When announcing the initiative, Duke President Richard H. Brodhead said financial aid is "crucial to Duke's long-term ability to attract the very best students and to make quality education affordable for all families," adding that it is a permanent and fundamental obligation of the university.
Brodhead said the initiative was also motivated by another priority: "Education helps equip the gifted kid of today to make the maximum contribution to the world we'll all live in tomorrow.
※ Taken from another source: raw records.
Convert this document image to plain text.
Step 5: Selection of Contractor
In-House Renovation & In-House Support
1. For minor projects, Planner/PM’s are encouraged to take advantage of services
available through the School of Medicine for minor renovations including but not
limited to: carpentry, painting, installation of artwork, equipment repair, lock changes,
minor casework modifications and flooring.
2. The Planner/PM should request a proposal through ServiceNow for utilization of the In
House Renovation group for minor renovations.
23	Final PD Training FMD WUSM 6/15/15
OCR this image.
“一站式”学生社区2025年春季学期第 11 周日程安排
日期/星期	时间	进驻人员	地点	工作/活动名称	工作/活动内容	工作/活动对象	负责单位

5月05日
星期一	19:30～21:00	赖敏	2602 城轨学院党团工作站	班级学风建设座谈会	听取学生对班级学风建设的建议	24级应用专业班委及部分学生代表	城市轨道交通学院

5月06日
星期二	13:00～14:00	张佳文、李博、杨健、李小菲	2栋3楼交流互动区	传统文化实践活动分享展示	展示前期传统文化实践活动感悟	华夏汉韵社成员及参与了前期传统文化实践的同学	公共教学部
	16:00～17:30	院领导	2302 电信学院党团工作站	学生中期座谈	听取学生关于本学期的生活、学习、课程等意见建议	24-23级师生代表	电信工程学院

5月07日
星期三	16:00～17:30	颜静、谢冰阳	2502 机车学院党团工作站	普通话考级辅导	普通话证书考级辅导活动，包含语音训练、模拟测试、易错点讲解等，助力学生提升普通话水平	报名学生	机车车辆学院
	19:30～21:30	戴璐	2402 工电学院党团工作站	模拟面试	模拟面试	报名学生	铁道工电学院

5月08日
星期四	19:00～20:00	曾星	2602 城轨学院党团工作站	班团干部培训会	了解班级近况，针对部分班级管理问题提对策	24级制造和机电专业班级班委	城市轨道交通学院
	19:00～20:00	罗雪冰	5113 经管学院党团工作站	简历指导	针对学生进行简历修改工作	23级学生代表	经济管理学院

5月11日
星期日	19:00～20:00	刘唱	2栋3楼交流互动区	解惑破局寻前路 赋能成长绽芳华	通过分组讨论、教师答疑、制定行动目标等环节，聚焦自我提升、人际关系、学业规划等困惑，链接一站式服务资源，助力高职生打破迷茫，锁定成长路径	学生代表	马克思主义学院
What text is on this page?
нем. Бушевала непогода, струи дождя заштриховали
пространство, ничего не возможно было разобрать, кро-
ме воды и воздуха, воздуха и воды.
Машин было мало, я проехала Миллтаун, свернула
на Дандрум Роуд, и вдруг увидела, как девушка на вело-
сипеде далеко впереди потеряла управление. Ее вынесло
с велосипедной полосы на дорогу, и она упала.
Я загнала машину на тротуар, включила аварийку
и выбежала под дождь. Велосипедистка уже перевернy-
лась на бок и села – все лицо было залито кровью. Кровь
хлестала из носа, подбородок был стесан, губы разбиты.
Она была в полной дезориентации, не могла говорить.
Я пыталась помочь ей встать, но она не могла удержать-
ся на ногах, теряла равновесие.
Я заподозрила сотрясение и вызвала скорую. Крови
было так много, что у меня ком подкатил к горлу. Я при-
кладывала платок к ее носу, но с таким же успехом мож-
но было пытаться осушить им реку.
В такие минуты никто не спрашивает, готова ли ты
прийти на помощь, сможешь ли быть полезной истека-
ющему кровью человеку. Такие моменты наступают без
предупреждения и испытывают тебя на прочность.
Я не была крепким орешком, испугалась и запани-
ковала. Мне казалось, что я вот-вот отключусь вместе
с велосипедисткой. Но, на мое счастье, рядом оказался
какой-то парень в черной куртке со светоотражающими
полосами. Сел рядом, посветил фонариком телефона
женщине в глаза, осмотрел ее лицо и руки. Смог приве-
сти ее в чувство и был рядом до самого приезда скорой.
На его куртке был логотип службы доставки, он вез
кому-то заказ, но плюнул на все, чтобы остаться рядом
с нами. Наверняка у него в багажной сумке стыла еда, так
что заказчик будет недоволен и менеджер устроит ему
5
When we invest in financial aid, we're investing in the development of talent, and so investing in our social future."
The university has made other recent changes to strengthen its financial aid programs, including expanding aid eligibility for transfer students, allowing academic prizes to be added to aid packages and providing greater support for students participating in summer internships, among other things.
The tuition rates for 2006-07 for the graduate and professional schools are:
Divinity School -- $14,960, up 7.5 percent over the current year.
Fuqua School of Business -- $39,350 (daytime MBA), up 4.9 percent.
Graduate School -- $32,680, up 4 percent.
Law School -- $37,985, up 5.9 percent.
Nicholas School of the Environment and Earth Sciences -- $25,500, up 4.9 percent.
School of Medicine -- $36,880, up 5.8 percent.
School of Nursing -- $28,260, up 5.9 percent.
Final decisions on the budget, including tuition levels for Duke's schools and Trinity College, will be approved at the trustees' meeting in May.